Jane and I delivered supper to the local women's shelter yesterday. It is a ministry that our Sunday School class has done for the last 4-5 years. Once a month we provide supper for anywhere between 20-60 women and children. We used to have them out to the pavilion once a year too. But last night was it. We took 11 large Pizza Hut pizza's and 8 2-liter's of pop. There was a young-ish adult girl who was pretty darn excited to see Pizza Hut pizza. She kept going on how she hadn't had pizza for 5 months, and she was really glad it was even GOOD pizza. That made it a little sad, but we at least appreciated that she was excited.
The reason we stopped doing this is because once the organization moved locations - they moved from a big old house downtown into a brand new "facility" - it has lost a lot of the feel of a ministry, and there isn't any relationship between us anymore. We used to actually go there and prepare and then serve the food for the women and their kids. Now we just drop it off, as they have their own cook and everything. We can't even go in the kitchen. So there is zero interaction with the residents. Plus we don't ever get thanked or acknowledged in any way. So in some respects it's almost like they don't really care if we bring food or not. I don't know if that's true, but without hearing anything to the contrary, that's kind of how it seems. And then there's the fact that it doesn't require 'us' to do anything. I mean, we could just have Pizza Hut deliver the food for no more than we do. We've also asked at different times if there were other ways we could help out, and we never get any response.
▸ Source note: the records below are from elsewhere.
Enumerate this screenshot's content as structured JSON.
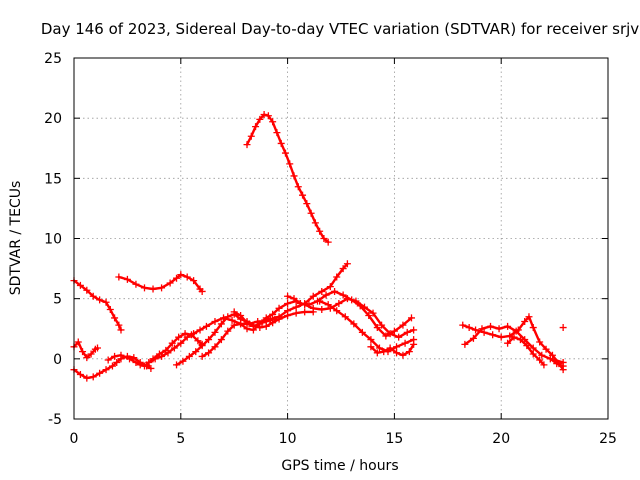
{
  "chart_data": {
    "type": "scatter",
    "title": "Day 146 of 2023, Sidereal Day-to-day VTEC variation (SDTVAR) for receiver srjv",
    "xlabel": "GPS time / hours",
    "ylabel": "SDTVAR / TECUs",
    "xlim": [
      0,
      25
    ],
    "ylim": [
      -5,
      25
    ],
    "xticks": [
      0,
      5,
      10,
      15,
      20,
      25
    ],
    "yticks": [
      -5,
      0,
      5,
      10,
      15,
      20,
      25
    ],
    "xtick_labels": [
      "0",
      "5",
      "10",
      "15",
      "20",
      "25"
    ],
    "ytick_labels": [
      "-5",
      "0",
      "5",
      "10",
      "15",
      "20",
      "25"
    ],
    "grid": true,
    "marker": "+",
    "color": "#ff0000",
    "series": [
      {
        "name": "seg-1",
        "points": [
          [
            0.0,
            6.5
          ],
          [
            0.3,
            6.1
          ],
          [
            0.6,
            5.7
          ],
          [
            0.9,
            5.2
          ],
          [
            1.2,
            4.9
          ],
          [
            1.5,
            4.7
          ],
          [
            1.7,
            4.1
          ],
          [
            1.9,
            3.4
          ],
          [
            2.1,
            2.8
          ],
          [
            2.2,
            2.4
          ]
        ]
      },
      {
        "name": "seg-2",
        "points": [
          [
            2.1,
            6.8
          ],
          [
            2.5,
            6.6
          ],
          [
            2.9,
            6.2
          ],
          [
            3.3,
            5.9
          ],
          [
            3.7,
            5.8
          ],
          [
            4.1,
            5.9
          ],
          [
            4.5,
            6.3
          ],
          [
            4.8,
            6.7
          ],
          [
            5.0,
            7.0
          ],
          [
            5.3,
            6.8
          ],
          [
            5.6,
            6.5
          ],
          [
            5.9,
            5.8
          ],
          [
            6.0,
            5.6
          ]
        ]
      },
      {
        "name": "seg-3",
        "points": [
          [
            8.1,
            17.8
          ],
          [
            8.3,
            18.5
          ],
          [
            8.5,
            19.3
          ],
          [
            8.7,
            19.9
          ],
          [
            8.9,
            20.3
          ],
          [
            9.1,
            20.2
          ],
          [
            9.3,
            19.7
          ],
          [
            9.5,
            18.8
          ],
          [
            9.7,
            17.9
          ],
          [
            9.9,
            17.1
          ],
          [
            10.1,
            16.2
          ],
          [
            10.3,
            15.2
          ],
          [
            10.5,
            14.3
          ],
          [
            10.7,
            13.6
          ],
          [
            10.9,
            12.9
          ],
          [
            11.1,
            12.1
          ],
          [
            11.3,
            11.3
          ],
          [
            11.5,
            10.6
          ],
          [
            11.7,
            10.0
          ],
          [
            11.9,
            9.7
          ]
        ]
      },
      {
        "name": "seg-4",
        "points": [
          [
            0.0,
            1.0
          ],
          [
            0.2,
            1.4
          ],
          [
            0.4,
            0.6
          ],
          [
            0.6,
            0.1
          ],
          [
            0.8,
            0.4
          ],
          [
            1.0,
            0.8
          ],
          [
            1.1,
            0.9
          ]
        ]
      },
      {
        "name": "seg-5",
        "points": [
          [
            0.0,
            -0.9
          ],
          [
            0.3,
            -1.3
          ],
          [
            0.6,
            -1.6
          ],
          [
            0.9,
            -1.5
          ],
          [
            1.2,
            -1.2
          ],
          [
            1.5,
            -0.9
          ],
          [
            1.8,
            -0.6
          ],
          [
            2.0,
            -0.3
          ],
          [
            2.2,
            0.0
          ],
          [
            2.5,
            0.2
          ],
          [
            2.8,
            0.1
          ],
          [
            3.1,
            -0.3
          ],
          [
            3.4,
            -0.6
          ],
          [
            3.6,
            -0.8
          ]
        ]
      },
      {
        "name": "seg-6",
        "points": [
          [
            1.6,
            -0.1
          ],
          [
            1.9,
            0.2
          ],
          [
            2.2,
            0.3
          ],
          [
            2.6,
            0.0
          ],
          [
            2.9,
            -0.3
          ],
          [
            3.1,
            -0.5
          ],
          [
            3.3,
            -0.6
          ],
          [
            3.5,
            -0.3
          ],
          [
            3.8,
            0.0
          ],
          [
            4.1,
            0.2
          ],
          [
            4.4,
            0.5
          ],
          [
            4.7,
            0.9
          ],
          [
            5.0,
            1.3
          ],
          [
            5.3,
            1.8
          ],
          [
            5.6,
            2.1
          ],
          [
            5.9,
            2.4
          ],
          [
            6.2,
            2.7
          ],
          [
            6.6,
            3.1
          ],
          [
            7.0,
            3.4
          ],
          [
            7.4,
            3.2
          ],
          [
            7.8,
            2.9
          ],
          [
            8.2,
            2.9
          ],
          [
            8.6,
            3.1
          ],
          [
            9.0,
            3.1
          ],
          [
            9.4,
            3.3
          ]
        ]
      },
      {
        "name": "seg-7",
        "points": [
          [
            3.4,
            -0.5
          ],
          [
            3.7,
            0.0
          ],
          [
            4.0,
            0.4
          ],
          [
            4.3,
            0.7
          ],
          [
            4.6,
            1.3
          ],
          [
            4.9,
            1.8
          ],
          [
            5.2,
            2.1
          ],
          [
            5.5,
            2.0
          ],
          [
            5.8,
            1.5
          ],
          [
            6.0,
            1.2
          ]
        ]
      },
      {
        "name": "seg-8",
        "points": [
          [
            4.8,
            -0.5
          ],
          [
            5.1,
            -0.2
          ],
          [
            5.4,
            0.2
          ],
          [
            5.7,
            0.6
          ],
          [
            6.0,
            1.1
          ],
          [
            6.3,
            1.6
          ],
          [
            6.6,
            2.2
          ],
          [
            6.9,
            2.9
          ],
          [
            7.2,
            3.5
          ],
          [
            7.5,
            3.7
          ],
          [
            7.8,
            3.3
          ],
          [
            8.1,
            3.1
          ],
          [
            8.4,
            2.8
          ],
          [
            8.7,
            2.6
          ],
          [
            9.0,
            2.7
          ],
          [
            9.3,
            3.0
          ],
          [
            9.6,
            3.3
          ],
          [
            10.0,
            3.6
          ],
          [
            10.4,
            3.8
          ],
          [
            10.8,
            3.9
          ],
          [
            11.2,
            3.9
          ]
        ]
      },
      {
        "name": "seg-9",
        "points": [
          [
            6.0,
            0.2
          ],
          [
            6.3,
            0.5
          ],
          [
            6.6,
            1.0
          ],
          [
            6.9,
            1.6
          ],
          [
            7.2,
            2.3
          ],
          [
            7.5,
            2.8
          ],
          [
            7.8,
            2.9
          ],
          [
            8.1,
            2.5
          ],
          [
            8.4,
            2.4
          ],
          [
            8.7,
            2.9
          ],
          [
            9.0,
            3.4
          ],
          [
            9.3,
            3.7
          ],
          [
            9.6,
            4.2
          ],
          [
            10.0,
            4.6
          ],
          [
            10.4,
            4.8
          ],
          [
            10.8,
            4.5
          ],
          [
            11.2,
            4.2
          ],
          [
            11.6,
            4.1
          ],
          [
            12.0,
            4.2
          ],
          [
            12.4,
            4.6
          ],
          [
            12.8,
            5.0
          ],
          [
            13.2,
            4.8
          ],
          [
            13.6,
            4.3
          ],
          [
            14.0,
            3.8
          ],
          [
            14.4,
            2.8
          ],
          [
            14.8,
            2.1
          ],
          [
            15.2,
            1.8
          ],
          [
            15.6,
            2.2
          ],
          [
            15.9,
            2.4
          ]
        ]
      },
      {
        "name": "seg-10",
        "points": [
          [
            7.5,
            3.9
          ],
          [
            7.8,
            3.6
          ],
          [
            8.1,
            3.0
          ],
          [
            8.4,
            2.7
          ],
          [
            8.8,
            3.0
          ],
          [
            9.2,
            3.3
          ],
          [
            9.6,
            3.5
          ],
          [
            10.0,
            4.0
          ],
          [
            10.4,
            4.3
          ],
          [
            10.8,
            4.6
          ],
          [
            11.2,
            5.2
          ],
          [
            11.6,
            5.6
          ],
          [
            12.0,
            6.0
          ],
          [
            12.3,
            6.8
          ],
          [
            12.6,
            7.5
          ],
          [
            12.8,
            7.9
          ]
        ]
      },
      {
        "name": "seg-11",
        "points": [
          [
            10.0,
            5.2
          ],
          [
            10.3,
            5.0
          ],
          [
            10.6,
            4.6
          ],
          [
            11.0,
            4.5
          ],
          [
            11.4,
            4.8
          ],
          [
            11.8,
            5.3
          ],
          [
            12.2,
            5.6
          ],
          [
            12.6,
            5.3
          ],
          [
            13.0,
            4.9
          ],
          [
            13.4,
            4.4
          ],
          [
            13.8,
            3.6
          ],
          [
            14.2,
            2.6
          ],
          [
            14.6,
            1.9
          ],
          [
            15.0,
            2.3
          ],
          [
            15.4,
            2.8
          ],
          [
            15.8,
            3.4
          ]
        ]
      },
      {
        "name": "seg-12",
        "points": [
          [
            11.5,
            4.8
          ],
          [
            11.9,
            4.5
          ],
          [
            12.3,
            4.0
          ],
          [
            12.7,
            3.5
          ],
          [
            13.1,
            2.9
          ],
          [
            13.5,
            2.2
          ],
          [
            13.9,
            1.6
          ],
          [
            14.3,
            0.9
          ],
          [
            14.7,
            0.6
          ],
          [
            15.1,
            1.0
          ],
          [
            15.5,
            1.3
          ],
          [
            15.9,
            1.6
          ]
        ]
      },
      {
        "name": "seg-13",
        "points": [
          [
            13.9,
            1.0
          ],
          [
            14.2,
            0.5
          ],
          [
            14.5,
            0.6
          ],
          [
            14.8,
            0.9
          ],
          [
            15.1,
            0.5
          ],
          [
            15.4,
            0.3
          ],
          [
            15.7,
            0.6
          ],
          [
            15.9,
            1.2
          ]
        ]
      },
      {
        "name": "seg-14",
        "points": [
          [
            18.2,
            2.8
          ],
          [
            18.5,
            2.6
          ],
          [
            18.8,
            2.4
          ],
          [
            19.2,
            2.2
          ],
          [
            19.6,
            2.0
          ],
          [
            20.0,
            1.8
          ],
          [
            20.4,
            1.9
          ],
          [
            20.8,
            2.4
          ],
          [
            21.1,
            3.1
          ],
          [
            21.3,
            3.5
          ],
          [
            21.5,
            2.6
          ],
          [
            21.8,
            1.4
          ],
          [
            22.1,
            0.8
          ],
          [
            22.4,
            0.3
          ],
          [
            22.7,
            -0.4
          ],
          [
            22.9,
            -0.9
          ]
        ]
      },
      {
        "name": "seg-15",
        "points": [
          [
            18.3,
            1.2
          ],
          [
            18.7,
            1.7
          ],
          [
            19.1,
            2.5
          ],
          [
            19.5,
            2.7
          ],
          [
            19.9,
            2.5
          ],
          [
            20.3,
            2.7
          ],
          [
            20.7,
            2.3
          ],
          [
            21.1,
            1.6
          ],
          [
            21.5,
            0.9
          ],
          [
            21.9,
            0.3
          ],
          [
            22.3,
            0.0
          ],
          [
            22.6,
            -0.4
          ],
          [
            22.9,
            -0.6
          ]
        ]
      },
      {
        "name": "seg-16",
        "points": [
          [
            20.3,
            1.3
          ],
          [
            20.6,
            1.8
          ],
          [
            20.9,
            1.6
          ],
          [
            21.2,
            1.1
          ],
          [
            21.5,
            0.4
          ],
          [
            21.8,
            -0.1
          ],
          [
            22.0,
            -0.5
          ]
        ]
      },
      {
        "name": "seg-17",
        "points": [
          [
            22.5,
            -0.1
          ],
          [
            22.9,
            -0.3
          ]
        ]
      },
      {
        "name": "seg-18",
        "points": [
          [
            22.9,
            2.6
          ]
        ]
      }
    ]
  }
}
So... we notified them awhile back that we would be ending the arrangement at the end of the year. They appreciated us notifying them. I'm sure a lot of people just stop. Which is just rude. So we ended on okay terms. I just wonder how organized the place is. They seem to really lack from a community relations standpoint. But... maybe what we were doing wasn't all that much. And it's not really why we were doing it anyway. I'm not complaining, I'm just saying that's how things were.
Our group is now checking into some other ministry options. We are going to begin by helping hand out food on a Saturday at the food bank. We reserved a spot for 10-12 of us for a Saturday in February. The nice thing about this is that it will require our group to be involved WITH one another. That's something we were lacking with the other thing. I think we need that interaction together. Plus I think it will be nice for us to actually 'do' something. I know ministry isn't all about 'doing,' but it sometimes doesn't involve near enough of it. So we'll see how this goes.
It was sad to end this phase of ministry with the women's shelter, but I think we would be better to put some things to rest while things are still going well than to hold on and drag things out to a point where it begins to have a negative effect on one side or the other. I'm glad to see us branching into another area.